Hence, most of the leading figures of the early autistic rights movement were NOT Aspies, but instead were people who had been, or at least appeared to have been, severely disabled as children, but eventually learned to talk (or in some cases to
communicate by typing) and eventually went to college. The best-known
such figure is Temple Grandin. Another is Jim Sinclair, who didn't start talking until age 12.
These people had the kinds of childhood memories that could give great insights to parents of severely disabled autistic children. And many parents appreciated them for their insights.
The autistic rights movement was founded by several such autistic people who had been speakers at autism conferences, and who then decided they wanted to be more than just "self-narrating zoo exhibits." For details, see Autism Network International: The Development of a Community and its Culture
by Jim Sinclair, January 2005.
Most of us today do not have such memories.

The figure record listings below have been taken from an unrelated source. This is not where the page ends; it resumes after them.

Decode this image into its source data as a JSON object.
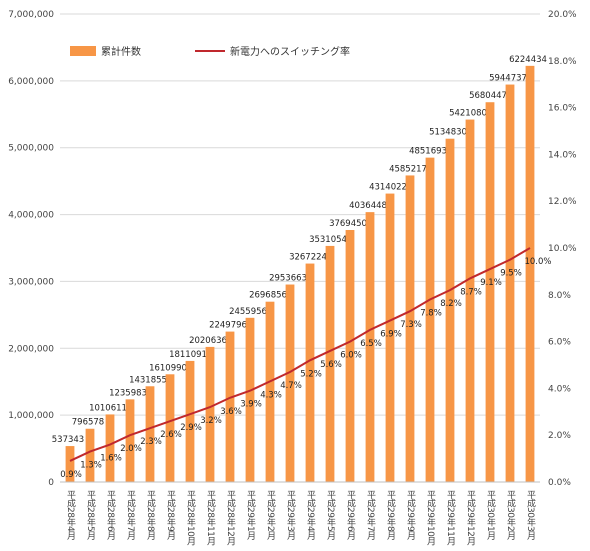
{
  "chart_data": {
    "type": "bar",
    "categories": [
      "平成28年4月",
      "平成28年5月",
      "平成28年6月",
      "平成28年7月",
      "平成28年8月",
      "平成28年9月",
      "平成28年10月",
      "平成28年11月",
      "平成28年12月",
      "平成29年1月",
      "平成29年2月",
      "平成29年3月",
      "平成29年4月",
      "平成29年5月",
      "平成29年6月",
      "平成29年7月",
      "平成29年8月",
      "平成29年9月",
      "平成29年10月",
      "平成29年11月",
      "平成29年12月",
      "平成30年1月",
      "平成30年2月",
      "平成30年3月"
    ],
    "series": [
      {
        "name": "累計件数",
        "type": "bar",
        "axis": "left",
        "color": "#F79646",
        "values": [
          537343,
          796578,
          1010611,
          1235983,
          1431855,
          1610990,
          1811091,
          2020636,
          2249796,
          2455956,
          2696856,
          2953663,
          3267224,
          3531054,
          3769450,
          4036448,
          4314022,
          4585217,
          4851693,
          5134830,
          5421080,
          5680447,
          5944737,
          6224434
        ],
        "labels": [
          "537343",
          "796578",
          "1010611",
          "1235983",
          "1431855",
          "1610990",
          "1811091",
          "2020636",
          "2249796",
          "2455956",
          "2696856",
          "2953663",
          "3267224",
          "3531054",
          "3769450",
          "4036448",
          "4314022",
          "4585217",
          "4851693",
          "5134830",
          "5421080",
          "5680447",
          "5944737",
          "6224434"
        ]
      },
      {
        "name": "新電力へのスイッチング率",
        "type": "line",
        "axis": "right",
        "color": "#C0282D",
        "values": [
          0.9,
          1.3,
          1.6,
          2.0,
          2.3,
          2.6,
          2.9,
          3.2,
          3.6,
          3.9,
          4.3,
          4.7,
          5.2,
          5.6,
          6.0,
          6.5,
          6.9,
          7.3,
          7.8,
          8.2,
          8.7,
          9.1,
          9.5,
          10.0
        ],
        "labels": [
          "0.9%",
          "1.3%",
          "1.6%",
          "2.0%",
          "2.3%",
          "2.6%",
          "2.9%",
          "3.2%",
          "3.6%",
          "3.9%",
          "4.3%",
          "4.7%",
          "5.2%",
          "5.6%",
          "6.0%",
          "6.5%",
          "6.9%",
          "7.3%",
          "7.8%",
          "8.2%",
          "8.7%",
          "9.1%",
          "9.5%",
          "10.0%"
        ]
      }
    ],
    "left_axis": {
      "ylim": [
        0,
        7000000
      ],
      "ticks": [
        "0",
        "1,000,000",
        "2,000,000",
        "3,000,000",
        "4,000,000",
        "5,000,000",
        "6,000,000",
        "7,000,000"
      ]
    },
    "right_axis": {
      "ylim": [
        0,
        20
      ],
      "ticks": [
        "0.0%",
        "2.0%",
        "4.0%",
        "6.0%",
        "8.0%",
        "10.0%",
        "12.0%",
        "14.0%",
        "16.0%",
        "18.0%",
        "20.0%"
      ]
    },
    "grid": "horizontal",
    "legend": "top-left",
    "title": "",
    "xlabel": "",
    "ylabel": ""
  }
}
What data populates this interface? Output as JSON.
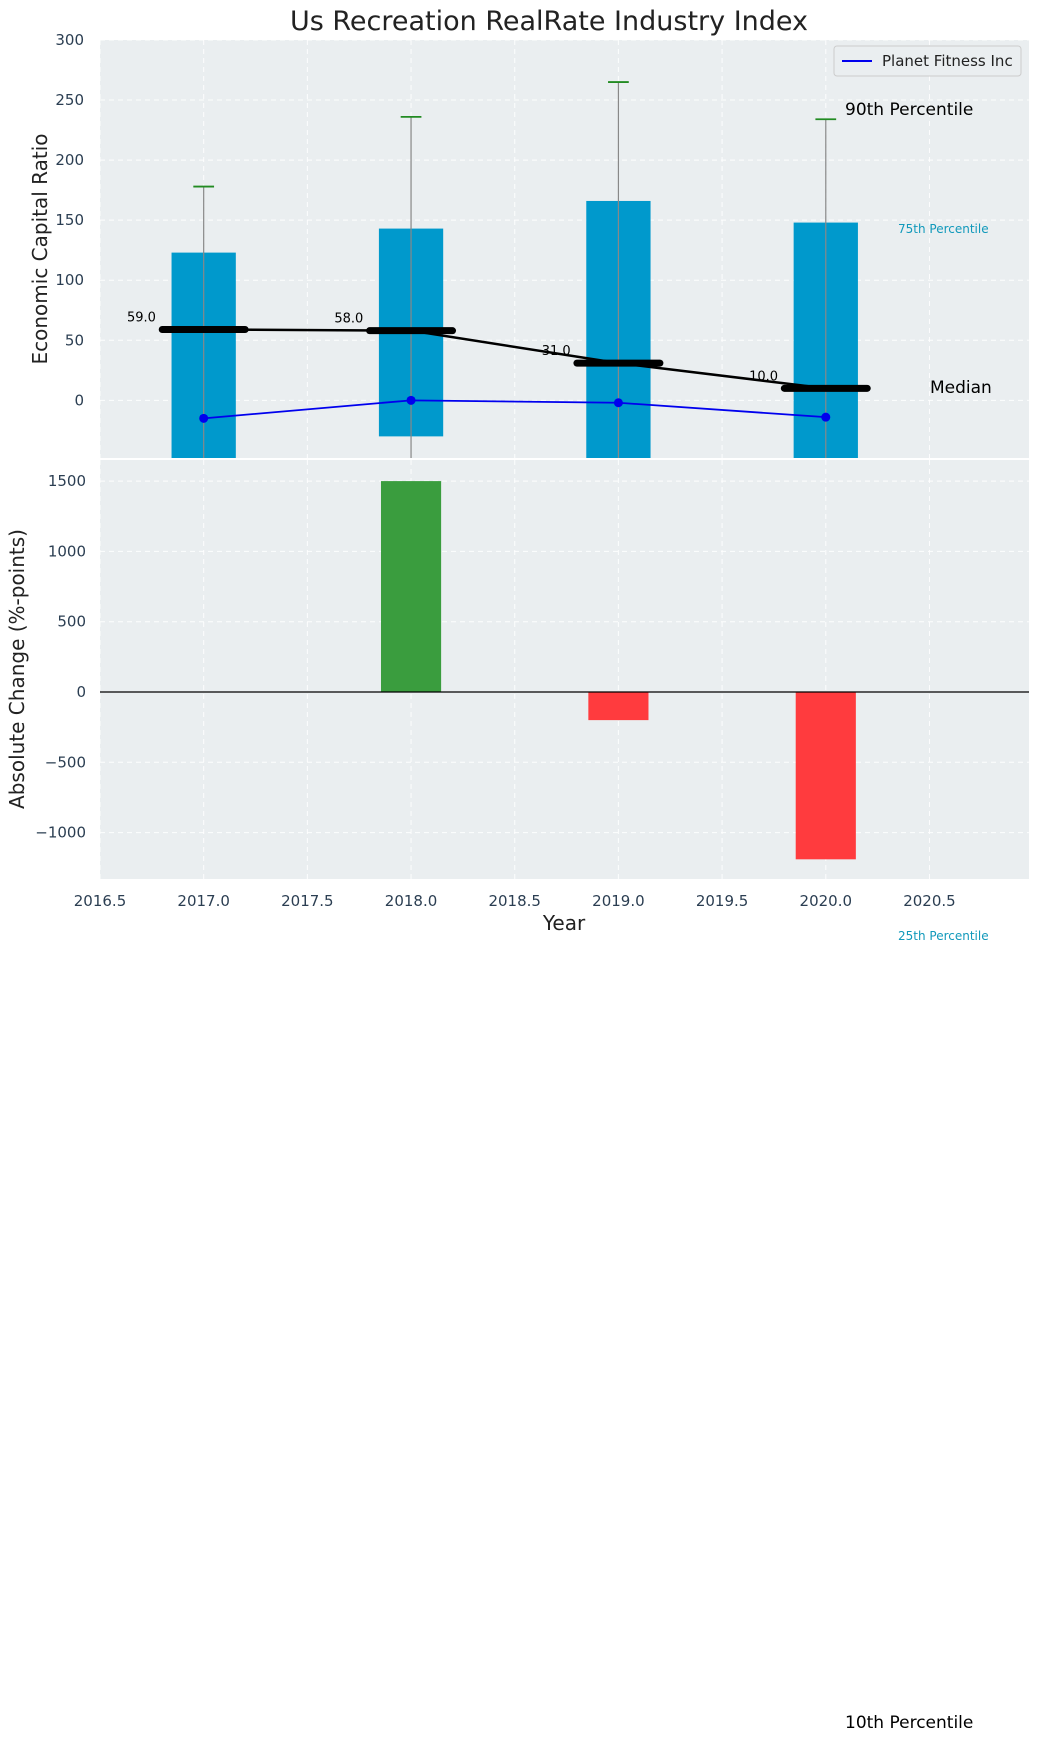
{
  "chart_data": {
    "type": "bar",
    "title": "Us Recreation RealRate Industry Index",
    "colors": {
      "panel_bg": "#eaeef0",
      "bar": "#0099cc",
      "whisker": "#888888",
      "cap": "#228b22",
      "median": "#000000",
      "company_line": "#0000ee",
      "increase": "#3a9d3e",
      "decrease": "#ff3b3e",
      "pct75_text": "#1199bb"
    },
    "years": [
      2017,
      2018,
      2019,
      2020
    ],
    "top": {
      "ylabel": "Economic Capital Ratio",
      "ylim": [
        -48,
        300
      ],
      "yticks": [
        0,
        50,
        100,
        150,
        200,
        250,
        300
      ],
      "bar_top_75th": [
        123,
        143,
        166,
        148
      ],
      "bar_bottom": [
        -48,
        -30,
        -48,
        -48
      ],
      "whisker_top_90th": [
        178,
        236,
        265,
        234
      ],
      "median_values": [
        59,
        58,
        31,
        10
      ],
      "median_labels": [
        "59.0",
        "58.0",
        "31.0",
        "10.0"
      ],
      "company": {
        "name": "Planet Fitness Inc",
        "values": [
          -15,
          0,
          -2,
          -14
        ]
      },
      "legend": [
        "Planet Fitness Inc"
      ]
    },
    "bottom": {
      "ylabel": "Absolute Change (%-points)",
      "ylim": [
        -1330,
        1650
      ],
      "yticks": [
        -1000,
        -500,
        0,
        500,
        1000,
        1500
      ],
      "ytick_labels": [
        "−1000",
        "−500",
        "0",
        "500",
        "1000",
        "1500"
      ],
      "changes": [
        null,
        1500,
        -200,
        -1190
      ]
    },
    "xaxis": {
      "xlabel": "Year",
      "xlim": [
        2016.5,
        2020.98
      ],
      "xticks": [
        2016.5,
        2017.0,
        2017.5,
        2018.0,
        2018.5,
        2019.0,
        2019.5,
        2020.0,
        2020.5
      ],
      "xtick_labels": [
        "2016.5",
        "2017.0",
        "2017.5",
        "2018.0",
        "2018.5",
        "2019.0",
        "2019.5",
        "2020.0",
        "2020.5"
      ]
    },
    "annotations": {
      "p90": "90th Percentile",
      "p75": "75th Percentile",
      "median": "Median",
      "p25": "25th Percentile",
      "p10": "10th Percentile"
    }
  }
}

In my opinion, those autistic people who do have clear childhood memories of what it was like to be severely disabled, but who grew up to attain average or above-average intellectual development, should be sought out by
autism researchers as a source of insights into possible new ways to maximize the intellectual and social development of severely disabled autistic children. To me it's very sad that they are not (as far as I am aware) currently being sought out by researchers for this purpose.
Anyhow, the experiences of people like Jim Sinclair, who were the majority of leaders of the early autistic rights movement, are what led to the ideal of a single unified autistic community encompassing people of all ability levels.
The tradition begun by Autism Network International continues to be carried on, today, by annual conferences like Autscape in the U.K., and by organizations like ASAN (Autistic Self Advocacy Network) here in the U.S.A.
Comments
I'd also like to see less attention towards those awful "autism parents" treating their kids as sideshow freaks
Who/what are you referring to as its more fundamentalist/puritanical elements?